Auditor, Coding - Customer Service Center at Kaiser Permanente

Posted in Other 16 days ago.

Type: Standard
Location: silver spring, Maryland

Job Description:
To perform high quality and comprehensive review for each assigned audit in compliance with defined scope and deadlines. Perform clinical documentation and coding audits to ensure the Kaiser Permanente Mid-Atlantic States receives appropriate reimbursement and conforms to applicable guidelines and regulation. Ensures all technical aspects of the assignment of diagnostic and procedure coding is carried out in accordance with established standards and is in compliance with CMS, NCQA, third party payers, other regulatory agencies and Kaiser Permanente policy.

Essential Responsibilities:
  • Performs periodic quality physician and non-physician documentation and coding audits for encounters utilizing Kaiser Permanente HealthConnect. Verifies the accuracy and completeness ofICD10-CM, CPT-4, and HCPCs coding, including modifiers/units and other variables. Independently re-codes the encounter from source documentation, completes supporting worksheets documenting rationale for coding decisions, compares auditor findings against those generated from the provider, identifies and records discrepancies and the rationale for changes in coding decisions. Determine that physicians and non-physicians and relevant support systems are sufficiently capturing services rendered to patients. Ensures compliance with Medicare and other third party requirements for coding and billing purposes.
  • Prepares written audit report for all noted deficiencies and makes recommendations to Coding Manager, HIM director and others as appropriate/requested (i.e. graining, oversight, monitoring, process flows, etc). Conducts trend analyses to identify patterns and variation in coding practices.
  • Assists with development of training material and information derived from audit findings when needed.
  • Maintains current knowledge to ensure that Kaiser Permanente Mid-Atlantic States coding and documentation meets regulatory guidelines and audit standards and results in appropriate reimbursements. Maintains professional competency in professional services coding and documentation requirements
  • Collaborates with the Coding Educator to develop and implement strategies to make appropriate documentation and coding easier for physicians and non-physicians.
  • Performs other duties as assigned or required.

    Basic Qualifications:
  • Minimum five (5) years of DIRECT coding experience is required, including minimum of three (3) years of performing coding audits.
  • Associate's degree in health administration OR RHIT certification OR two (2) years of directly related experience required.
  • High School Diploma or General Education Development (GED) required.
    License, Certification, Registration
  • One of the following: Registered Health Information Administrator (RHIA), Registered Health Information Technician (RHIT), Certified Coding Specialist (CCS), Certified Professional Coder (CPC), Certified Professional Medical Auditor (CPMA), Certified Coding Specialist Physician (CCS-P) or Certified Outpatient Coder (COC)required.
  • New Hire: Successful completion of Assessment of Critical Coding Skills and 80% or higher passing score.
  • Annually: Successful completion of Assessment of Critical Coding Skills and 80% or higher passing score.

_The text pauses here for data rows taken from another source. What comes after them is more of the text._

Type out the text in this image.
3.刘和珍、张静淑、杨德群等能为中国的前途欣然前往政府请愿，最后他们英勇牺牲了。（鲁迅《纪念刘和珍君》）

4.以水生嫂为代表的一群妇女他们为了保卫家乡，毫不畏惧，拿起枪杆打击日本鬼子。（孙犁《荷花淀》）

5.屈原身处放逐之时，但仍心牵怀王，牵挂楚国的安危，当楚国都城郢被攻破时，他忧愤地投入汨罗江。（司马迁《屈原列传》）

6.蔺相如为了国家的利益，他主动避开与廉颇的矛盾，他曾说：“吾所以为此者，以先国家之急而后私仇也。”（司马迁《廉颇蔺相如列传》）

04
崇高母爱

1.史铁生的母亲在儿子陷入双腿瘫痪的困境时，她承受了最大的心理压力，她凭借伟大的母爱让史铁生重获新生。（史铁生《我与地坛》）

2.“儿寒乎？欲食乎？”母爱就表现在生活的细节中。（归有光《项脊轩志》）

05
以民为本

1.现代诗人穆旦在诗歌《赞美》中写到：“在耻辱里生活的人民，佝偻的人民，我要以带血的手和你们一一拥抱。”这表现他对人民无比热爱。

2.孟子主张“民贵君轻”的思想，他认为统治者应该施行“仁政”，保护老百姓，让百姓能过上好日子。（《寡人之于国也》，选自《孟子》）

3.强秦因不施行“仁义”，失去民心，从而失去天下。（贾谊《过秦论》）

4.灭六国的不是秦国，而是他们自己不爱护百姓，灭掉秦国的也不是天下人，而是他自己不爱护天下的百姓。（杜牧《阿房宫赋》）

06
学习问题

    Additional Requirements:
  • Strong knowledge of the ICD10 CM and CPT-4 classification systems, HCPCS and Evaluation and Management coding guidelines and thorough understanding of the effect of data quality on prospective payment, utilization, and reimbursement for multiple medical professional service specialties.
  • Thorough working knowledge of outpatient/hospital/institutional coding in multiple medical specialties. Thorough understanding of data systems and reporting for health record coding, abstracting, and performance metrics.
  • Advanced understanding of medical terminology, pharmacology, body systems/anatomy, physiology and concepts of disease processes and the link to proper assignment of clinical conditions documented and procedures.
  • Demonstrated knowledge of and skill in data collection, statistical analysis and/or interpretation.
  • Exemplary attention to detail and completeness with a thorough understanding of government rules and regulations and areas of scrutiny for potential areas of risk for coding and documentation fraud and abuse.
  • Extensive computer experience and ability to learn new computer applications quickly and independently, including: EMR(s), Microsoft Office Suite and other software programs.
  • Ability to independently manage a significant workload and to work efficiently under pressure meeting established deadlines.
  • Excellent time management and project management skills.
  • Abides by the Standards of Ethical Coding as set for by AHIMA and AAPC.
  • Working knowledge of relevant federal and state regulations, Medicare guidelines and compliance issues.
  • Ability to work independently with minimal supervision.
  • Ability to work with and maintain confidentiality of physician, patient, patient account and personal data.

    Preferred Qualifications:
  • Experience with physician documentation audit experience.
  • Experience evaluating coding audits and quality performance.
  • Bachelor's degree
  • Working knowledge of EPIC or similar electronic medical record system, particularly clinical and billing modules, encoder(s) (i.e. Encoder Pro), Microsoft Office Suite and other software products.